Until just a few weeks ago, China had a strict “zero-COVID” policy. Lockdowns were widespread and extremely restrictive. But in early December, following a series of angry protests and in response to a faltering economy, China abruptly dropped the strict rules.

“If [Xi] is looking to shore up domestic support we may see him try to undertake a … minor incursion of Taiwan,” Bruen told host David Cochrane. Bruen said one of the smaller islands between Taiwan and China could be a target.

An Air Force aircraft under the Eastern Theatre Command of China’s People’s Liberation Army (PLA) takes part in military exercises in the waters around Taiwan, in this August 4, 2022 handout released on August 5, 2022. (Eastern Theatre Command/Reuters)

Canada’s UN Ambassador Bob Rae told CBC Radio’s The House that while it’s not clear whether China will invade Taiwan, Xi’s recent rhetoric is “deeply troubling.”

“We have to be prepared and ready for whatever comes. We shouldn’t be naive about it,” he told host Catherine Cullen.

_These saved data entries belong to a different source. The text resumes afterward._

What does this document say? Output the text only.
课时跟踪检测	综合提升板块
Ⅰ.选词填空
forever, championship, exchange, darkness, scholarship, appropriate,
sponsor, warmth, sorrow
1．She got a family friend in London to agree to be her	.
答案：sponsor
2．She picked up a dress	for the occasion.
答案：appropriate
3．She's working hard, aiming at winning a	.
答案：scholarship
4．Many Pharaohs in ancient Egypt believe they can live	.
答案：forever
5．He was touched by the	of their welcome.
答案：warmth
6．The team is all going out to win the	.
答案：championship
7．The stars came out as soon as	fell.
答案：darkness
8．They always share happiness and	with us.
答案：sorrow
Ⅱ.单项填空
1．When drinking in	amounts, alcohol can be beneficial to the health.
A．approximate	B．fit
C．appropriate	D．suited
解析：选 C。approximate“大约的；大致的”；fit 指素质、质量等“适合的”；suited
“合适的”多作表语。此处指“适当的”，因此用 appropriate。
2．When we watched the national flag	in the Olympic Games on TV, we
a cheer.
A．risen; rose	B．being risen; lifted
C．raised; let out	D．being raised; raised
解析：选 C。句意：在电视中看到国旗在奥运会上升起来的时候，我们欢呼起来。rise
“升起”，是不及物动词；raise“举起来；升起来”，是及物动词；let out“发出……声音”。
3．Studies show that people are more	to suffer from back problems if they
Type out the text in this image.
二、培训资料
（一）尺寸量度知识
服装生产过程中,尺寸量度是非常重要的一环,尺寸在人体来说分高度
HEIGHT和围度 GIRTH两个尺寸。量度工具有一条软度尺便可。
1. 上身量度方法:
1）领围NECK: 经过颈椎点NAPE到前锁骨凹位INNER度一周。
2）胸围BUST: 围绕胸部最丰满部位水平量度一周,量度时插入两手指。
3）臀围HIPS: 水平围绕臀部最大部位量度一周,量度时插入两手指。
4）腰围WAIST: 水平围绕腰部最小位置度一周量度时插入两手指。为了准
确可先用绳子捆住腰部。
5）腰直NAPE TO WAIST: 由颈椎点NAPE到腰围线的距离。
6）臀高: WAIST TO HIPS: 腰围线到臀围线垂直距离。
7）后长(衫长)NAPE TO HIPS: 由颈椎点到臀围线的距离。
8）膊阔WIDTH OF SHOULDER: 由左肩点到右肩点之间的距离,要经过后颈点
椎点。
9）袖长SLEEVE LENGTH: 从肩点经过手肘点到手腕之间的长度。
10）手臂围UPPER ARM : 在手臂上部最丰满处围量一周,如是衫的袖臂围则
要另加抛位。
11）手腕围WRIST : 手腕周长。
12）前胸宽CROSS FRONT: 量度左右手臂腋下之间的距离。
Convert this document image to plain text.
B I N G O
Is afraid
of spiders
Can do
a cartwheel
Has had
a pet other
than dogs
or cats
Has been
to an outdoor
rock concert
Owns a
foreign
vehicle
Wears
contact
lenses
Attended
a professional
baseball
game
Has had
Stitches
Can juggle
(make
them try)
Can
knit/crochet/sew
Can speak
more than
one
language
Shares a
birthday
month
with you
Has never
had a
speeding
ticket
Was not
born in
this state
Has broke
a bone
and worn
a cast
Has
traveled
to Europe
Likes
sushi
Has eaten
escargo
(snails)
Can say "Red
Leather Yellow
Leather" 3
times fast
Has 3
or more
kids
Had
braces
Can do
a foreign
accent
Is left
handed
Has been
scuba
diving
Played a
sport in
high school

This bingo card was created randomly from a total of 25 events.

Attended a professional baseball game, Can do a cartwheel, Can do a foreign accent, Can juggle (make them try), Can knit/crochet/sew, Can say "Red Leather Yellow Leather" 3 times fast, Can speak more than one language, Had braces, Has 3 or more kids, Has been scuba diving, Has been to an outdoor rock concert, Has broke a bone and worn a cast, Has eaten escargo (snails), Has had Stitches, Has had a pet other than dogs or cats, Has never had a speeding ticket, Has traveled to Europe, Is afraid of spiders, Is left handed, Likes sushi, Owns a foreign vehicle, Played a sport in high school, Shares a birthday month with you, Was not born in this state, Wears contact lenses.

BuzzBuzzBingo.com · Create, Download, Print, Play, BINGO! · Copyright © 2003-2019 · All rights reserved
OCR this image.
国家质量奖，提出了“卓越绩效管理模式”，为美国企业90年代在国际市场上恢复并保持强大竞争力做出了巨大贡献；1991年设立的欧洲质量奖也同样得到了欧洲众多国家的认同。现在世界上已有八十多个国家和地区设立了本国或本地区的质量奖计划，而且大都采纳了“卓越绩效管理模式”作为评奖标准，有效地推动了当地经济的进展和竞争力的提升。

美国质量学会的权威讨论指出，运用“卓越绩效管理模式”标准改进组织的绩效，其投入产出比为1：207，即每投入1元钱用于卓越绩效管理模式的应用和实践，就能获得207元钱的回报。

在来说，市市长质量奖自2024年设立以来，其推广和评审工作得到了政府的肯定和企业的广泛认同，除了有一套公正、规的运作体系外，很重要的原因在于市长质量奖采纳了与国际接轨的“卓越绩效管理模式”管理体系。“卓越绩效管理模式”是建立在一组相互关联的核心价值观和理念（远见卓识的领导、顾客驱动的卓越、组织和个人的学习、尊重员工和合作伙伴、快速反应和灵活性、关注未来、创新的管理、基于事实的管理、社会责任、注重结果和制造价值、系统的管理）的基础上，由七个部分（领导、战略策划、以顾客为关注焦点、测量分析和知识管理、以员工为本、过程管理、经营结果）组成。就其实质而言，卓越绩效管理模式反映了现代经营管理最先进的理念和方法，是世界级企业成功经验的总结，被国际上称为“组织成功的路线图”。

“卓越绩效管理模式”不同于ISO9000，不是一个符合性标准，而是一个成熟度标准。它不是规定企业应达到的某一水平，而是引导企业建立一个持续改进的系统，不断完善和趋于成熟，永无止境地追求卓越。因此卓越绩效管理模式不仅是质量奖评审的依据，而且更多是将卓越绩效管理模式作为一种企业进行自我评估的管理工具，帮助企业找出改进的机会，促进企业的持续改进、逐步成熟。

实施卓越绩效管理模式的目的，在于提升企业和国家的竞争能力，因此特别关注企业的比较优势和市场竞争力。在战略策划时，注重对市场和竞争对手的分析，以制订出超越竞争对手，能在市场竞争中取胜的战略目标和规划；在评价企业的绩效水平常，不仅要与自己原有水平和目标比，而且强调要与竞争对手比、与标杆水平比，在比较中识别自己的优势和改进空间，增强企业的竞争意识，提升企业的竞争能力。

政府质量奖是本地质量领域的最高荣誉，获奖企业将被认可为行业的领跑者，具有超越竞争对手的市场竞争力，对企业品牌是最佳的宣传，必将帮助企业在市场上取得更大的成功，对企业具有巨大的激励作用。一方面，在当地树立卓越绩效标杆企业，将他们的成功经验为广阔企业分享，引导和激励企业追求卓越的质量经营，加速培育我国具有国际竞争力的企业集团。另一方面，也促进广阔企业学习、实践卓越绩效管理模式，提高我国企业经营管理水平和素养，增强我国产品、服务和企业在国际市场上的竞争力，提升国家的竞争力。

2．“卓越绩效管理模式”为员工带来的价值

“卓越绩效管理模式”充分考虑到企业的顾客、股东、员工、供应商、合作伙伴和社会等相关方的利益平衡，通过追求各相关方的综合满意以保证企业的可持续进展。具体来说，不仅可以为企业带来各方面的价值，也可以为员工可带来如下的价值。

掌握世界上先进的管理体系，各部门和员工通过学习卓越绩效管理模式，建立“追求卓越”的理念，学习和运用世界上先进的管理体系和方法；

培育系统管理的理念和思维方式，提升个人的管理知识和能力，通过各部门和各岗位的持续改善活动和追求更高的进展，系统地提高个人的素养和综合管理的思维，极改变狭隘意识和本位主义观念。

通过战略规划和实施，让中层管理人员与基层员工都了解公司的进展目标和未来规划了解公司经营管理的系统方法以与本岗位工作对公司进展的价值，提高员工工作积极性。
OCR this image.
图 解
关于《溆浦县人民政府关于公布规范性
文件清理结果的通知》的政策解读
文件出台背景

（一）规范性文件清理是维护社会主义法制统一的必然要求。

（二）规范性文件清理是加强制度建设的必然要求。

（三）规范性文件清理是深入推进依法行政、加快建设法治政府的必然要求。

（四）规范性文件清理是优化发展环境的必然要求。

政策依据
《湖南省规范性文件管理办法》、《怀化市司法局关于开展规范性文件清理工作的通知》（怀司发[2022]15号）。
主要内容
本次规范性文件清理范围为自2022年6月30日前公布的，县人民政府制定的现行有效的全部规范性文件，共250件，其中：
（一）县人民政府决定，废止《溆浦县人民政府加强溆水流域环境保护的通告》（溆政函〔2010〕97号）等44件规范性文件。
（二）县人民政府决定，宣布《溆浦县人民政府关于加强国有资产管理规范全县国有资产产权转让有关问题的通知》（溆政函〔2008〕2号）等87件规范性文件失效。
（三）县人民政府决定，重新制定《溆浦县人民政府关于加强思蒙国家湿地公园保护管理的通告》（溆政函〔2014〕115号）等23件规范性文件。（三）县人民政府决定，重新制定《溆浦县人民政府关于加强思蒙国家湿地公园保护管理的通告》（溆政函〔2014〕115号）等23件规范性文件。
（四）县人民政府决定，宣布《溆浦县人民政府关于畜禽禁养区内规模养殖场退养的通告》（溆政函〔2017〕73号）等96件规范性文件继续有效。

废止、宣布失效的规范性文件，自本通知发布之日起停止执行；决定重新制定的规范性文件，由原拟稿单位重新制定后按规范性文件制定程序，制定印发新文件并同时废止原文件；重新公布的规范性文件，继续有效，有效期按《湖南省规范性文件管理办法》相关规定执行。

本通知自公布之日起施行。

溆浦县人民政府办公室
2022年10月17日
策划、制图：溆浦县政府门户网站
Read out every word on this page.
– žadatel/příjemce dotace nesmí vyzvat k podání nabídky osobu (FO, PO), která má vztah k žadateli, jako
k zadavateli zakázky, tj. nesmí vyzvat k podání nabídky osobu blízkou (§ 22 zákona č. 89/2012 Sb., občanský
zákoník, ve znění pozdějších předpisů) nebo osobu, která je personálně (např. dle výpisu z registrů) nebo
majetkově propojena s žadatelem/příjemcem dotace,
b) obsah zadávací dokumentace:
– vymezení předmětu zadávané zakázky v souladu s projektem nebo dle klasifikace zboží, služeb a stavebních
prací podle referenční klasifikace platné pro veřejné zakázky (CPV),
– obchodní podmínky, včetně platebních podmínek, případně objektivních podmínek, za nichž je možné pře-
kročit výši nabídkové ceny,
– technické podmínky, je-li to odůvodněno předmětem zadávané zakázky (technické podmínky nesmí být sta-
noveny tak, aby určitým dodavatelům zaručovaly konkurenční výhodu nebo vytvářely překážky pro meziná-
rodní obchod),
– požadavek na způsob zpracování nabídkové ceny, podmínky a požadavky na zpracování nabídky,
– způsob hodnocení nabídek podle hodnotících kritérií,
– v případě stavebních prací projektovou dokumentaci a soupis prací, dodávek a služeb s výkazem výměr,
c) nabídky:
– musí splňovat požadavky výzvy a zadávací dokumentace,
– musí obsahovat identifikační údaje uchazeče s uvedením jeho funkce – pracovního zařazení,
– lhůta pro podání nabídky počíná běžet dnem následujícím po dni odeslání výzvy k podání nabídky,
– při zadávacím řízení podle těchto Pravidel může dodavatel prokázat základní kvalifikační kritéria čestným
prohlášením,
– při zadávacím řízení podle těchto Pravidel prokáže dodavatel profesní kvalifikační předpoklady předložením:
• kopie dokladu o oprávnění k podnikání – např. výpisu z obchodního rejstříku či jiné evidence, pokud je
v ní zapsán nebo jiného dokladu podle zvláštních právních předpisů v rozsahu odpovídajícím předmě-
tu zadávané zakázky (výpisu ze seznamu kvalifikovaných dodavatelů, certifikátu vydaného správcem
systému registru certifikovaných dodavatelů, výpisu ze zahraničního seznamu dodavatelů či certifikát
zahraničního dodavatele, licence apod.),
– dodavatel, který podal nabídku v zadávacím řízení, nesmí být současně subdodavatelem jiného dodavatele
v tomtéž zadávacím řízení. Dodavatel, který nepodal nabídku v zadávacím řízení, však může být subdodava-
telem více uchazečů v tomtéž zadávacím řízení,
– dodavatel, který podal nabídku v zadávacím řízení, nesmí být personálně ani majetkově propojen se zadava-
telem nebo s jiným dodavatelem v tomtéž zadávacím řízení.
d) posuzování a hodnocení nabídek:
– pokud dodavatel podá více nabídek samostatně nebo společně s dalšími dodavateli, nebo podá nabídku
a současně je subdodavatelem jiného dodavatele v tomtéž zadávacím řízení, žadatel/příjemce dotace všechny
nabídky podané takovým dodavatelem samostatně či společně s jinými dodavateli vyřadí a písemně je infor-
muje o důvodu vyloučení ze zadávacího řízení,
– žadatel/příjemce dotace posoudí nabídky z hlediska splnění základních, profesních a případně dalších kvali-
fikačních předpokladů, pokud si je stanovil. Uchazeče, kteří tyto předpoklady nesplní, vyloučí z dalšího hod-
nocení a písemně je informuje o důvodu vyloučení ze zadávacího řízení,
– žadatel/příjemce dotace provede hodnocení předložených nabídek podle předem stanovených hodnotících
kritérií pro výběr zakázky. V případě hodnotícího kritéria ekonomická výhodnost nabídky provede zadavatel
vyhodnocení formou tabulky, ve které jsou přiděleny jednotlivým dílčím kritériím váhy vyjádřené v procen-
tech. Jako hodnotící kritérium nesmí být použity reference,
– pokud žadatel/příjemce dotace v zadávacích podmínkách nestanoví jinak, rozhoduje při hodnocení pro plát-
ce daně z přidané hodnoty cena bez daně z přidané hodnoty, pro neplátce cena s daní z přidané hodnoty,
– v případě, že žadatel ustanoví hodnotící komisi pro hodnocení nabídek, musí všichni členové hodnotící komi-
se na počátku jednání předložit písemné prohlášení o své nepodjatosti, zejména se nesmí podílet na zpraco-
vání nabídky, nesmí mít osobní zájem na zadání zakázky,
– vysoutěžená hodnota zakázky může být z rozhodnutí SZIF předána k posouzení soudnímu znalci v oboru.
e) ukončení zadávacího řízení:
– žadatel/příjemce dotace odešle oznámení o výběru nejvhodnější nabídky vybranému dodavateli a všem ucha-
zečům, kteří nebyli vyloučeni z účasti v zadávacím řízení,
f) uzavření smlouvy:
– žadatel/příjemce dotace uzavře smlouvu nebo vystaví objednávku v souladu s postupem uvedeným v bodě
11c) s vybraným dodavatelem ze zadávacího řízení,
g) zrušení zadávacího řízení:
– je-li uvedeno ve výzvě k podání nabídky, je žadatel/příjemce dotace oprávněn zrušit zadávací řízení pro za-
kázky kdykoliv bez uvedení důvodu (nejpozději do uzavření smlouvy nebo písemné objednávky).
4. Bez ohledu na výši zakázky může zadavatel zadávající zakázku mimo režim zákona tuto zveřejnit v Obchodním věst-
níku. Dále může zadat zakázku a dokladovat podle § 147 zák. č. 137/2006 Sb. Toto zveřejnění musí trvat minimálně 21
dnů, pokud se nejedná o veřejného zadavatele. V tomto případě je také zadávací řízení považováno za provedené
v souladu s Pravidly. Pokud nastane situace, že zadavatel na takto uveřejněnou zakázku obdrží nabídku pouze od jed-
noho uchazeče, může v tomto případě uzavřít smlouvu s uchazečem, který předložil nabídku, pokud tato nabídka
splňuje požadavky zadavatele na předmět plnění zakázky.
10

During his stop in Ottawa last week, Japanese Prime Minister Fumio Kishida told Prime Minister Justin Trudeau that “he would like to collaborate with Canada to maintain and strengthen the peace and stability” of the Indo–Pacific region, according to a readout from the Japanese embassy.

During a press conference following his meeting with Trudeau, Kishida said Japan and Canada “strongly agree” that there should be no attempt to change the international “status quo” through violence, although he didn’t specifically mention Taiwan.

“That should never happen anywhere, including in Asia,” he said.